The script will spit out a massive block of GDB commands, intimidatingly long, sandwiched between ---snip--- markers.

Move fast!

  1. Copy that block of GDB commands from the target window to your clipboard.
  2. Instantly switch to the host machine's GDB window.
  3. Press Ctrl+C. This forcefully interrupts the target kernel's execution, pulling it back from the brink of collapse and pausing it at some random location. It doesn't matter where it stops, as long as it's paused.
  4. In GDB, cd to the module source directory (ch11/kgdb_try/) so GDB can find the source files.
  5. Paste that super-long command and hit Enter. GDB will ask if you really want to load it; type y.

Now, your GDB is fully armed. It knows where the kgdb_try module is, and it knows its symbol table.

The final step is setting the trap at the breakpoint:

(gdb) hbreak do_the_work
Hardware assisted breakpoint 3 at 0xffffffffc004a000: file [...]/kgdb_try.c, line 43.

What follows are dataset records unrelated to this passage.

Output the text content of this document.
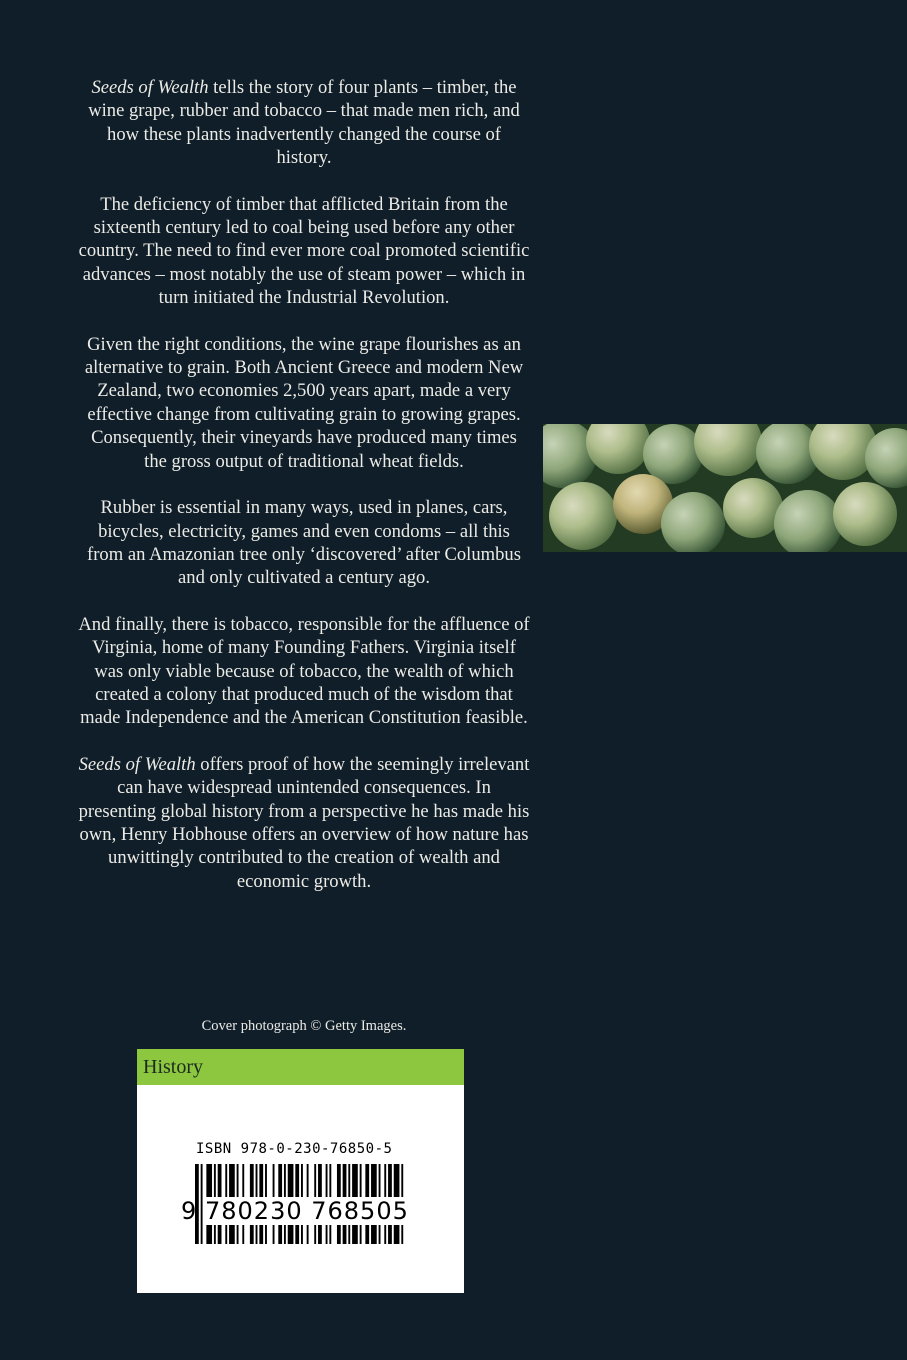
Seeds of Wealth tells the story of four plants – timber, the wine grape, rubber and tobacco – that made men rich, and how these plants inadvertently changed the course of history.

The deficiency of timber that afflicted Britain from the sixteenth century led to coal being used before any other country. The need to find ever more coal promoted scientific advances – most notably the use of steam power – which in turn initiated the Industrial Revolution.

Given the right conditions, the wine grape flourishes as an alternative to grain. Both Ancient Greece and modern New Zealand, two economies 2,500 years apart, made a very effective change from cultivating grain to growing grapes. Consequently, their vineyards have produced many times the gross output of traditional wheat fields.

Rubber is essential in many ways, used in planes, cars, bicycles, electricity, games and even condoms – all this from an Amazonian tree only ‘discovered’ after Columbus and only cultivated a century ago.

And finally, there is tobacco, responsible for the affluence of Virginia, home of many Founding Fathers. Virginia itself was only viable because of tobacco, the wealth of which created a colony that produced much of the wisdom that made Independence and the American Constitution feasible.

Seeds of Wealth offers proof of how the seemingly irrelevant can have widespread unintended consequences. In presenting global history from a perspective he has made his own, Henry Hobhouse offers an overview of how nature has unwittingly contributed to the creation of wealth and economic growth.

Cover photograph © Getty Images.
History
ISBN 978-0-230-76850-5
9 780230 768505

Step 5: Witnessing the Crash

Type c to let the target system continue running.

This time it's actually executing. The timer is ticking... the moment 2.5 seconds hit, the workqueue function triggers.

Bang!

GDB instantly catches the breakpoint, stopping at the entry of do_the_work.

Now you can debug it just like a normal C program: step through (s or n), inspect variables (p i), or check the stack (bt).

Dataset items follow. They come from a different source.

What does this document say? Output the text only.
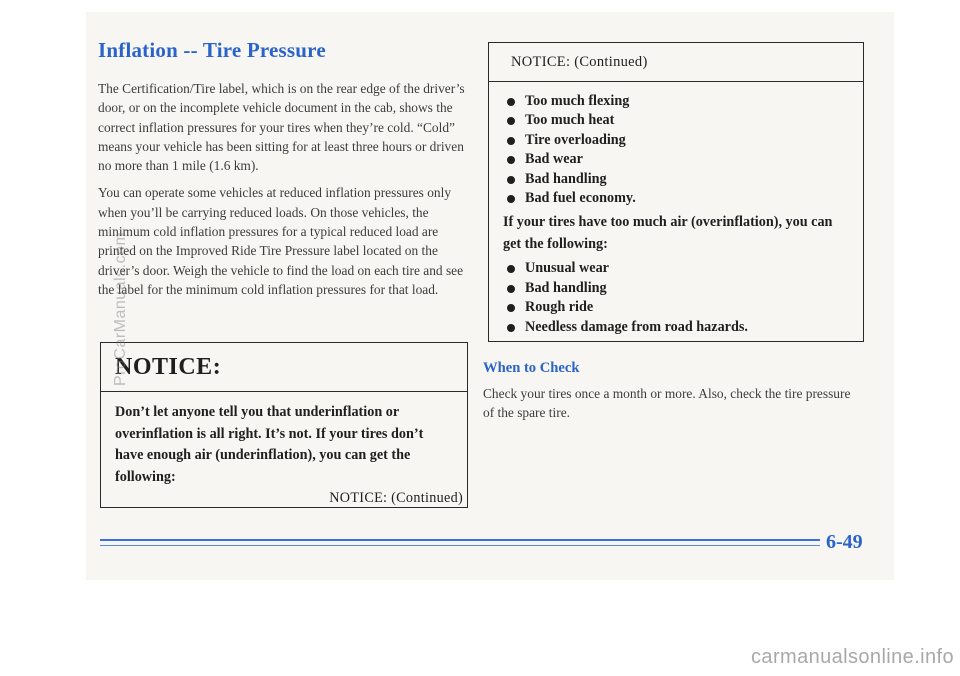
Inflation -- Tire Pressure

The Certification/Tire label, which is on the rear edge of the driver’s door, or on the incomplete vehicle document in the cab, shows the correct inflation pressures for your tires when they’re cold. “Cold” means your vehicle has been sitting for at least three hours or driven no more than 1 mile (1.6 km).

You can operate some vehicles at reduced inflation pressures only when you’ll be carrying reduced loads. On those vehicles, the minimum cold inflation pressures for a typical reduced load are printed on the Improved Ride Tire Pressure label located on the driver’s door. Weigh the vehicle to find the load on each tire and see the label for the minimum cold inflation pressures for that load.

NOTICE:
Don’t let anyone tell you that underinflation or overinflation is all right. It’s not. If your tires don’t have enough air (underinflation), you can get the following:
NOTICE: (Continued)
NOTICE: (Continued)
Too much flexing
Too much heat
Tire overloading
Bad wear
Bad handling
Bad fuel economy.

If your tires have too much air (overinflation), you can get the following:

Unusual wear
Bad handling
Rough ride
Needless damage from road hazards.
When to Check

Check your tires once a month or more. Also, check the tire pressure of the spare tire.

6-49
ProCarManuals.com
carmanualsonline.info
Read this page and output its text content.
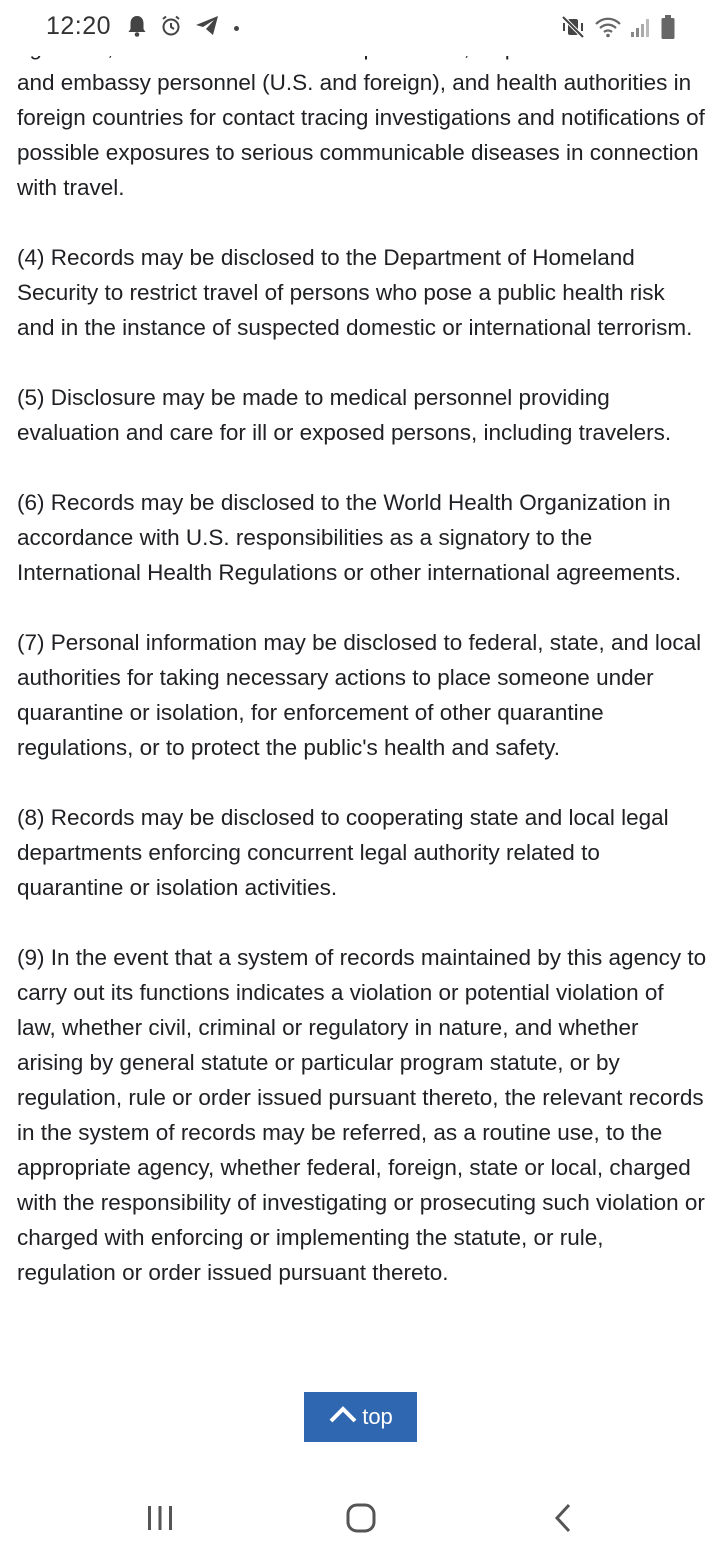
12:20

and embassy personnel (U.S. and foreign), and health authorities in foreign countries for contact tracing investigations and notifications of possible exposures to serious communicable diseases in connection with travel.

(4) Records may be disclosed to the Department of Homeland Security to restrict travel of persons who pose a public health risk and in the instance of suspected domestic or international terrorism.

(5) Disclosure may be made to medical personnel providing evaluation and care for ill or exposed persons, including travelers.

(6) Records may be disclosed to the World Health Organization in accordance with U.S. responsibilities as a signatory to the International Health Regulations or other international agreements.

(7) Personal information may be disclosed to federal, state, and local authorities for taking necessary actions to place someone under quarantine or isolation, for enforcement of other quarantine regulations, or to protect the public's health and safety.

(8) Records may be disclosed to cooperating state and local legal departments enforcing concurrent legal authority related to quarantine or isolation activities.

(9) In the event that a system of records maintained by this agency to carry out its functions indicates a violation or potential violation of law, whether civil, criminal or regulatory in nature, and whether arising by general statute or particular program statute, or by regulation, rule or order issued pursuant thereto, the relevant records in the system of records may be referred, as a routine use, to the appropriate agency, whether federal, foreign, state or local, charged with the responsibility of investigating or prosecuting such violation or charged with enforcing or implementing the statute, or rule, regulation or order issued pursuant thereto.

top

We know the bug is in the loop, but we don't want to mindlessly press F10 ten times. Let's try something advanced: a conditional breakpoint.

(gdb) b 49 if i==8

This command means: "When you reach line 49, only stop if the variable i equals 8." Type c to continue.

Perfect. It stopped. At this point, i is 8. Press s (step into) a few more times, and you'll see i become 9, then 10...

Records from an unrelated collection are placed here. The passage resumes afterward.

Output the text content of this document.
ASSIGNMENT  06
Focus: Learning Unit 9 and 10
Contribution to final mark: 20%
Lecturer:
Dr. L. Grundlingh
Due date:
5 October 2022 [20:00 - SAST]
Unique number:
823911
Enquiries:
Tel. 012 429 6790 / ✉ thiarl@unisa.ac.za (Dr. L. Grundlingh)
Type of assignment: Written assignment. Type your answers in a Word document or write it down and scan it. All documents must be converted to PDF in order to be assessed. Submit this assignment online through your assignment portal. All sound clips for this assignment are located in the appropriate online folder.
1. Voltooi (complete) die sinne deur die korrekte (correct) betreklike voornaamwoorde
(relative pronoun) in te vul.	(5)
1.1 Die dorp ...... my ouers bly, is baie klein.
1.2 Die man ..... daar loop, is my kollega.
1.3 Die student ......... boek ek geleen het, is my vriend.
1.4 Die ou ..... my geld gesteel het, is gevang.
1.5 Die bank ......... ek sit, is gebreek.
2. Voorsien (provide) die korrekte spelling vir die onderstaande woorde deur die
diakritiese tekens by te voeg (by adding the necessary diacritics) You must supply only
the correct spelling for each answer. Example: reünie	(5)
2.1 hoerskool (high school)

The moment buf[10] is written, you've corrupted the stack frame.

If you continue execution, the kernel's stack protection mechanism (Stack Canary) will immediately detect it and trigger a spectacular Kernel Panic.

GDB will display:

Kernel panic - not syncing: stack-protector: Kernel stack is corrupted in: ffffffffa0010030

And on the target system's console, that famous panic stack trace will pop up.

See? That's the thrill of source-level debugging. You don't just know that it "blew up"—you watch with your own eyes as it blows itself up.


The Ultimate Question: How Do You Debug the init Function?

Earlier, we used a delayed workqueue (2.5 seconds) to leave ourselves a way out. But what if your module blows up the moment it loads, right inside the init function, leaving you not even 0.001 seconds?

By then, trying to set a breakpoint at do_the_work is already too late—you won't even have a chance to type the command.

You need an earlier entry point.

Remember that ~/.gdbinit file when GDB connected? There's a commented-out line inside:

#hbreak do_init_module

Uncomment it.

do_init_module is the kernel's internal manager responsible for calling a module's init function. Any module's loading must go through it. If you set a breakpoint here, the kernel will pause no matter which module is loading. At this point, you can check the mod parameter (a pointer to struct module), print its name (p *mod or x/s mod->name), and see if it's the module you want to debug. If it is, step into it (s), and you'll land directly in the module's init function.

This is the ultimate technique for debugging those "die-on-sight" modules.


Exercises

Exercise 11.5 ⭐⭐ (Application)

If you are debugging a module and set a breakpoint at hbreak my_func without loading the symbol table (add-symbol-file) first, what happens? Try to reproduce this phenomenon in your lab environment and explain GDB's feedback.

Hint: GDB might report an error saying it can't find the symbol, or (worse) the breakpoint might be set at the wrong address. Check the info breakpoints output.